Tuesday, April 17, 2007

Biplane Pilots Lose Lives at San Diego

San Diego, 1913

FLYERS MEET DEATH LIEUTS. KELLY AND ELLINGTON LOSE THEIR LIVES AT SAN DIEGO, CAL.

FALL 80 FEET TO GROUND

Both Men Are Instantly Killed, the Motor Crushing Their Chests— Total Fatalities in Navy and Army Service Numbers Fifteen.

San Diego, Cal.—Two intrepid navigators of the air, Lieuts. Hugh M. Kelly and Eric L. Ellington, U. S. A., attached to the camp of the first aero corps, were instantly killed at North island, when they fell from an altitude of eighty or more feet in a dual controlled biplane.

Within eight minutes after Lieut. Ellington had waved his hand as a signal to the mechanicians to let go the biplane the army aviator and his brother officer were lying crushed and mangled corpses, a mile away from the hangars whence the two had ascended.

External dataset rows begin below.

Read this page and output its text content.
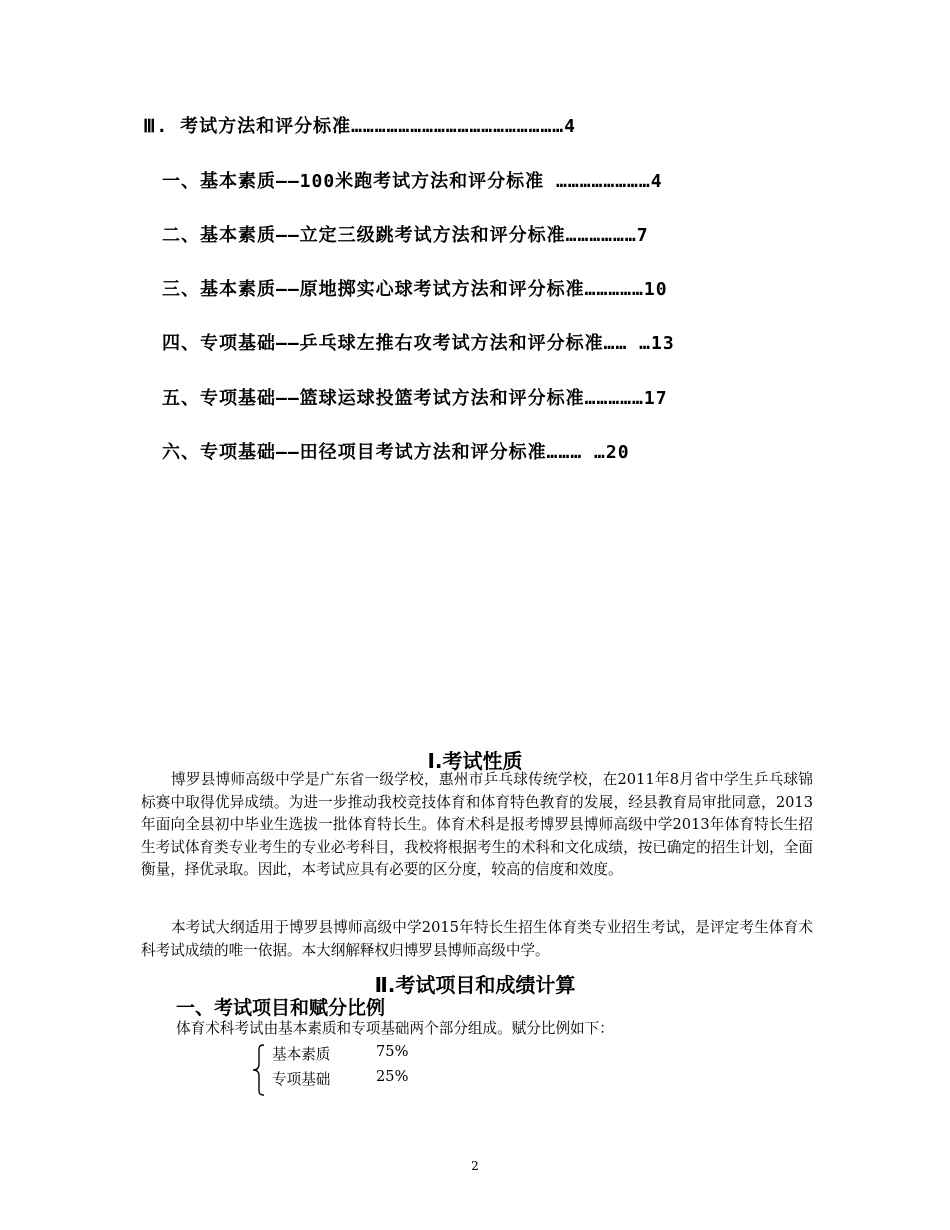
Ⅲ. 考试方法和评分标准………………………………………………4
一、基本素质——100米跑考试方法和评分标准 ……………………4
二、基本素质——立定三级跳考试方法和评分标准………………7
三、基本素质——原地掷实心球考试方法和评分标准……………10
四、专项基础——乒乓球左推右攻考试方法和评分标准…… …13
五、专项基础——篮球运球投篮考试方法和评分标准……………17
六、专项基础——田径项目考试方法和评分标准……… …20
Ⅰ.考试性质
博罗县博师高级中学是广东省一级学校，惠州市乒乓球传统学校，在2011年8月省中学生乒乓球锦标赛中取得优异成绩。为进一步推动我校竞技体育和体育特色教育的发展，经县教育局审批同意，2013年面向全县初中毕业生选拔一批体育特长生。体育术科是报考博罗县博师高级中学2013年体育特长生招生考试体育类专业考生的专业必考科目，我校将根据考生的术科和文化成绩，按已确定的招生计划，全面衡量，择优录取。因此，本考试应具有必要的区分度，较高的信度和效度。
本考试大纲适用于博罗县博师高级中学2015年特长生招生体育类专业招生考试，是评定考生体育术科考试成绩的唯一依据。本大纲解释权归博罗县博师高级中学。
Ⅱ.考试项目和成绩计算
一、考试项目和赋分比例
体育术科考试由基本素质和专项基础两个部分组成。赋分比例如下：
基本素质	75%
专项基础	25%
2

Lieut. Ellington, a skillful pilot, occupied the instructor's seat in the biplane, with Lieut. Kelly at his side. The latter, a comparative novice at the flying game, was receiving instructions in the handling of the control levers. Owing to the general arrangements of the controlling wires, Lieut. Ellington could be at all times absolute master of the machine.

The engine, one of six cylinders and sixty horsepower, was working perfectly, and the two officers ascended to a height of 300 feet, circled and then began a volplane which was to have brought them back to the hangars. According to Capt. Cowan, in command of the aviation post, the biplane glided at a normal angle for a distance of about 220 feet. Then the engine, which was throttled at the beginning of the volplane, was thrown open.

Whether at this instant the unfortunate aeronauts temporarily lost control of the machine or the initial impetus of the revolving propeller, when the biplane was at so low an altitude, caused the machine to tip forward, can only be conjectured. But the spectators of the flight say the biplane suddenly pitched forward, nose downward, and shot to the earth. The impact probably killed both men, but the motor made death doubly sure by crushing their chests.

—The Correctionville Argus, Correctionville, Iowa, November 28, 1913, page 6.